A linear composite function has an inner function of the form (ax + b), where a and b are constants. The key insight is that when we differentiate F(ax + b), the chain rule produces a factor of a (the derivative of the inner function). So when integrating, we must compensate by dividing by a.

The Power Rule for (ax + b)

For ∫ (ax + b)ⁿ dx, raise the power by 1 (giving n + 1), divide by the new power (n + 1) and divide by a, the coefficient of x:

∫ (ax+b)ⁿ dx = (ax+b)ⁿ⁺¹ / [a(n+1)] + c

For example, ∫ (4x − 1)³ dx = (4x−1)⁴/[4 × 4] + c = (4x−1)⁴/16 + c. Verify: d/dx[(4x−1)⁴/16] = (1/16) × 4(4x−1)³ × 4 = (4x−1)³ ✓

This rule does not apply when n = −1 (the special case handled by the logarithm rule below).

Exponential Functions: e^ax+b

Since d/dx[e^ax+b] = a e^ax+b, integrating reverses this and we divide by a:

∫ e^ax+b dx = (1/a) e^ax+b + c

For example, ∫ e^5x+2 dx = (1/5)e^5x+2 + c. Notice that when a = 1, this reduces to ∫ e^x dx = e^x + c, which is consistent with the basic rule.

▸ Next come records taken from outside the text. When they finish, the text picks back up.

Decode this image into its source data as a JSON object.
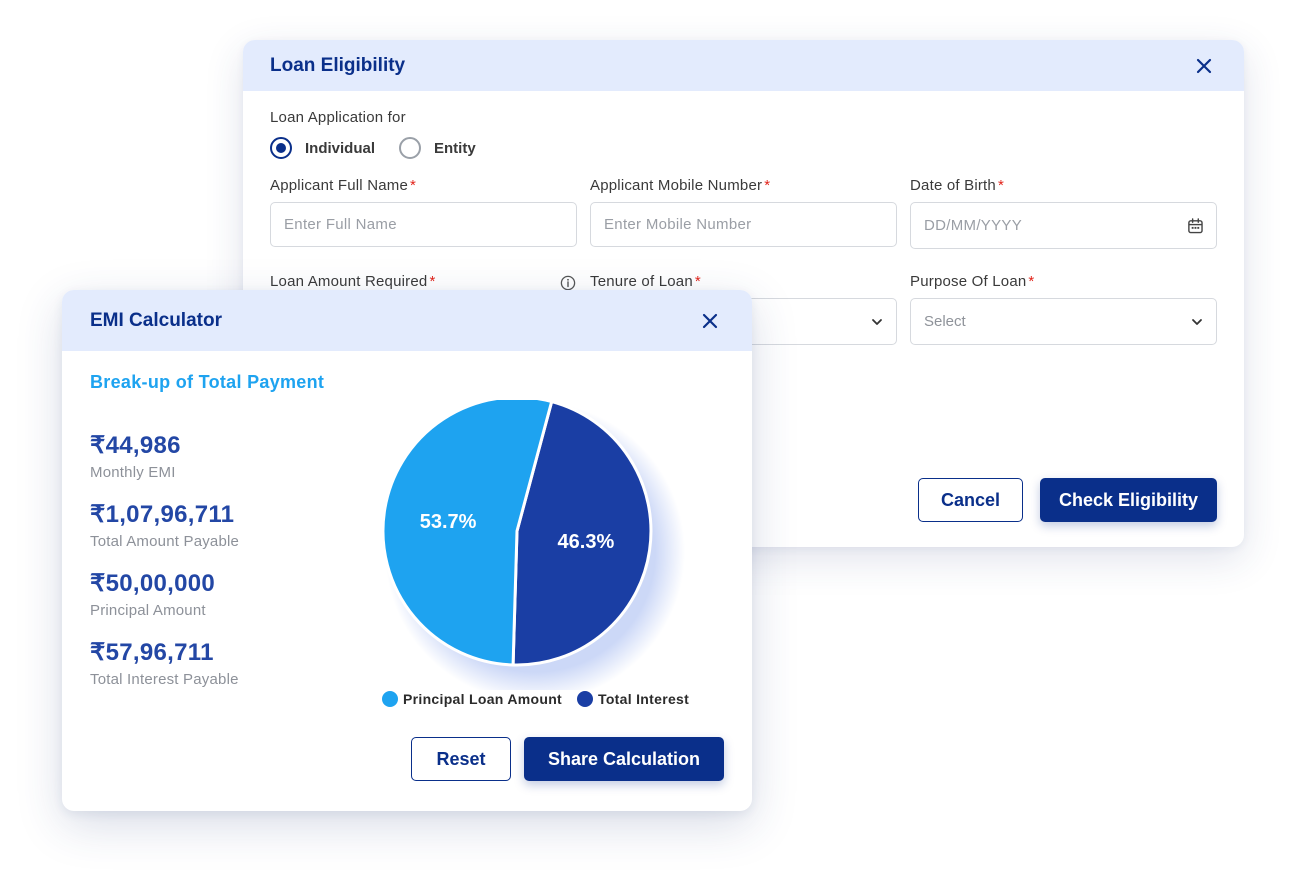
{
  "colors": {
    "brand_navy": "#0a2f8a",
    "header_bg": "#e3ebfd",
    "accent_blue": "#1ea3f0",
    "required": "#e2231a",
    "principal_slice": "#1ea3f0",
    "interest_slice": "#1a3ea4"
  },
  "loan_dialog": {
    "title": "Loan Eligibility",
    "close_icon": "close-icon",
    "application_for_label": "Loan Application for",
    "application_options": [
      {
        "label": "Individual",
        "selected": true
      },
      {
        "label": "Entity",
        "selected": false
      }
    ],
    "full_name": {
      "label": "Applicant Full Name",
      "required_mark": "*",
      "placeholder": "Enter Full Name",
      "value": ""
    },
    "mobile": {
      "label": "Applicant Mobile Number",
      "required_mark": "*",
      "placeholder": "Enter Mobile Number",
      "value": ""
    },
    "dob": {
      "label": "Date of Birth",
      "required_mark": "*",
      "placeholder": "DD/MM/YYYY",
      "value": "",
      "icon": "calendar-icon"
    },
    "loan_amount": {
      "label": "Loan Amount Required",
      "required_mark": "*",
      "icon": "info-icon"
    },
    "tenure": {
      "label": "Tenure of Loan",
      "required_mark": "*",
      "icon": "chevron-down-icon"
    },
    "purpose": {
      "label": "Purpose Of Loan",
      "required_mark": "*",
      "selected": "Select",
      "icon": "chevron-down-icon"
    },
    "cancel_label": "Cancel",
    "check_label": "Check Eligibility"
  },
  "emi_dialog": {
    "title": "EMI Calculator",
    "close_icon": "close-icon",
    "breakup_title": "Break-up of Total Payment",
    "stats": [
      {
        "value": "₹44,986",
        "label": "Monthly EMI"
      },
      {
        "value": "₹1,07,96,711",
        "label": "Total Amount Payable"
      },
      {
        "value": "₹50,00,000",
        "label": "Principal Amount"
      },
      {
        "value": "₹57,96,711",
        "label": "Total Interest Payable"
      }
    ],
    "reset_label": "Reset",
    "share_label": "Share Calculation"
  },
  "chart_data": {
    "type": "pie",
    "categories": [
      "Principal Loan Amount",
      "Total Interest"
    ],
    "values": [
      53.7,
      46.3
    ],
    "data_labels": [
      "53.7%",
      "46.3%"
    ],
    "colors": [
      "#1ea3f0",
      "#1a3ea4"
    ],
    "legend_position": "bottom"
  }
}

The Logarithm Rule for 1/(ax + b)

This covers the n = −1 case for linear functions:

∫ 1/(ax+b) dx = (1/a) ln|ax+b| + c

The absolute value is required because ln is only defined for positive arguments, yet 1/(ax+b) is defined for all x where ax + b ≠ 0. For example, ∫ 1/(3x−2) dx = (1/3) ln|3x−2| + c.

Trigonometric Rules for (ax + b)

Reversing the chain rule for trig functions:

∫ sin(ax+b) dx = −(1/a) cos(ax+b) + c     ∫ cos(ax+b) dx = (1/a) sin(ax+b) + c

The negative sign in the sine integral often causes errors. Remember: d/dx[−cos(ax+b)] = a sin(ax+b), so ∫ sin(ax+b) dx = −cos(ax+b)/a + c. For cosine: d/dx[sin(ax+b)] = a cos(ax+b), so ∫ cos(ax+b) dx = sin(ax+b)/a + c.

Putting It Together: Multi-Term Integrals

Integrals often combine several of these rules. Apply each rule to the corresponding term, then add the single constant c at the end (not one c per term).

Example: ∫ [(2x+1)³ + e^−x + cos(3x)] dx = (2x+1)⁴/8 − e^−x + (1/3)sin(3x) + c

Always perform a differentiation check on your final answer before moving on — this is the single most effective error-catching strategy in integration.